After bidding Sarah and Mel goodbye, Adam and Michael made it back in time for the last hop addition. To give the beer intense notes of pine and fruit, the brewers loaded the brew up with Simcoe, Centennial, and Chinook hops. Adam explained that the combination provided a lot of different and delicious flavors.
When the hops had been added, Adam and Michael headed to the packaging hall to watch the bottling process (and sneak a taste). They watched as the system packaged beer at a rate of 100 bottles per minute. After watching the bottles go through the process—rinsed, filled, crowned, foiled, labeled, and inspected—Michael and Adam snagged one to taste. Michael said that the brew was “as close to perfection as you can get” with its rich maltiness and a lot of hop flavor (from pine and dank weed to citrus and tropical fruit). As it has been one of Michael’s favorite beers for quite some time, he shared how impressed he was with how consistent the beer has always been.

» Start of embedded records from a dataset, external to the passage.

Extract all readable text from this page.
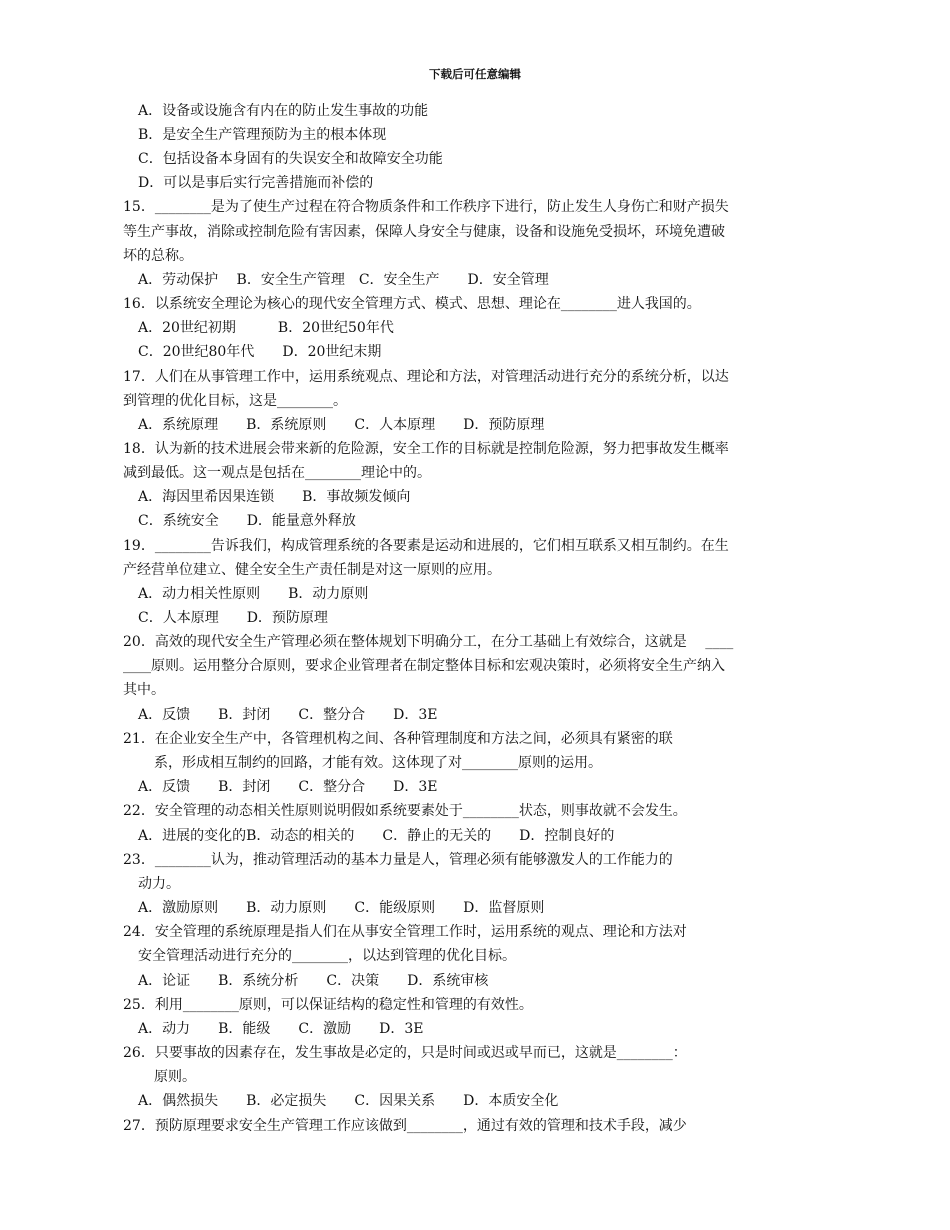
下载后可任意编辑
A．设备或设施含有内在的防止发生事故的功能
B．是安全生产管理预防为主的根本体现
C．包括设备本身固有的失误安全和故障安全功能
D．可以是事后实行完善措施而补偿的
15．________是为了使生产过程在符合物质条件和工作秩序下进行，防止发生人身伤亡和财产损失
等生产事故，消除或控制危险有害因素，保障人身安全与健康，设备和设施免受损坏，环境免遭破
坏的总称。
A．劳动保护　 B．安全生产管理　C．安全生产　　D．安全管理
16．以系统安全理论为核心的现代安全管理方式、模式、思想、理论在________进人我国的。
A．20世纪初期　　　B．20世纪50年代
C．20世纪80年代　　D．20世纪末期
17．人们在从事管理工作中，运用系统观点、理论和方法，对管理活动进行充分的系统分析，以达
到管理的优化目标，这是________。
A．系统原理　　B．系统原则　　C．人本原理　　D．预防原理
18．认为新的技术进展会带来新的危险源，安全工作的目标就是控制危险源，努力把事故发生概率
减到最低。这一观点是包括在________理论中的。
A．海因里希因果连锁　　B．事故频发倾向
C．系统安全　　D．能量意外释放
19．________告诉我们，构成管理系统的各要素是运动和进展的，它们相互联系又相互制约。在生
产经营单位建立、健全安全生产责任制是对这一原则的应用。
A．动力相关性原则　　B．动力原则
C．人本原理　　D．预防原理
20．高效的现代安全生产管理必须在整体规划下明确分工，在分工基础上有效综合，这就是　 ____
____原则。运用整分合原则，要求企业管理者在制定整体目标和宏观决策时，必须将安全生产纳入
其中。
A．反馈　　B．封闭　　C．整分合　　D．3E
21．在企业安全生产中，各管理机构之间、各种管理制度和方法之间，必须具有紧密的联
系，形成相互制约的回路，才能有效。这体现了对________原则的运用。
A．反馈　　B．封闭　　C．整分合　　D．3E
22．安全管理的动态相关性原则说明假如系统要素处于________状态，则事故就不会发生。
A．进展的变化的B．动态的相关的　　C．静止的无关的　　D．控制良好的
23．________认为，推动管理活动的基本力量是人，管理必须有能够激发人的工作能力的
动力。
A．激励原则　　B．动力原则　　C．能级原则　　D．监督原则
24．安全管理的系统原理是指人们在从事安全管理工作时，运用系统的观点、理论和方法对
安全管理活动进行充分的________，以达到管理的优化目标。
A．论证　　B．系统分析　　C．决策　　D．系统审核
25．利用________原则，可以保证结构的稳定性和管理的有效性。
A．动力　　B．能级　　C．激励　　D．3E
26．只要事故的因素存在，发生事故是必定的，只是时间或迟或早而已，这就是________：
原则。
A．偶然损失　　B．必定损失　　C．因果关系　　D．本质安全化
27．预防原理要求安全生产管理工作应该做到________，通过有效的管理和技术手段，减少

Heading to OAK at Fourteenth, a restaurant that both serves and cooks with Avery beer, Michael and owner Steven Redzikowski put their heads together to create braised short ribs. Using Avery’s Hog Heaven (a dry-hopped barleywine), the duo made a simmering marinade with beef stock, red wine, thyme, carrots, onions, tomatoes, and other veggies. After quickly grilling a few seasoned short ribs on the restaurant’s wood-burning grill, they added the meat to the sauce and then left it to cook in the oven. After cooking, it was seasoned and grilled again, allowing the meat to caramelize. The resulting ribs were tender, nearly falling apart before Michael could take a bite. He explained how the two different textures—a bit of crunch from the grill-charred outside and a softness from the juicy inside—perfectly complemented the hops and the seasoning.
Then, Michael and Steven sat down with Adam and with Steven’s business partner Bryan Dayton, to enjoy a collection of pairings together. First on the docket was a clam dish. Having been steamed in Avery’s White Rascal, the clams (and added chorizo) were paired with Joe’s Premium American Pilsner. With its light and clean profile as well as floral notes, the pilsner worked to refresh the palate and support the flavor of the clams.
The Rocky Jr. Chicken, served with a wild mushroom gravy, Brussels sprouts, and roasted potatoes, was paired with the Maharaja. The imperial IPA, which boasted of grapefruit and pine aromas, made a wonderful match. According to the group, the combination of all-around flavor went perfectly with the charcoal from the grilling process. The hops also worked to bring out the char and cut through the Brussels sprouts.
Next, the four tried a roasted pork loin dish with Ellie’s Brown Ale (an ale with chocolate, vanilla, and roasted nut flavors). Topped with figs and sweet potato, the dish already had a hint of sweetness. When paired with the beer, the malty rich character came through even more, and the sweetness from both the garnish and the beer supported each other instead of overwhelming.
To finish up, the gang enjoyed the braised short ribs. The meat was served with cheddar grits and roasted beets. When paired with the Czar (an imperial stout with mocha, molasses, and toffee flavors), the results were phenomenal. Michael described how the nice fatty meat was supported perfectly by the big, malty beer. With the char on the ribs, the sweetness of the beer was really brought out, and the table unanimously agreed that it was the best pairing of the night.
From day-to-day brewing to the Annual Boulder Strong Ale Fest (a gathering hosted at the brewery to celebrate craft ales), Avery Brewing Company is one of the roots of Colorado’s craft brewing community. Enjoying his time with his old friend and plenty of delicious beer, Michael’s mission in Boulder was undeniably a success.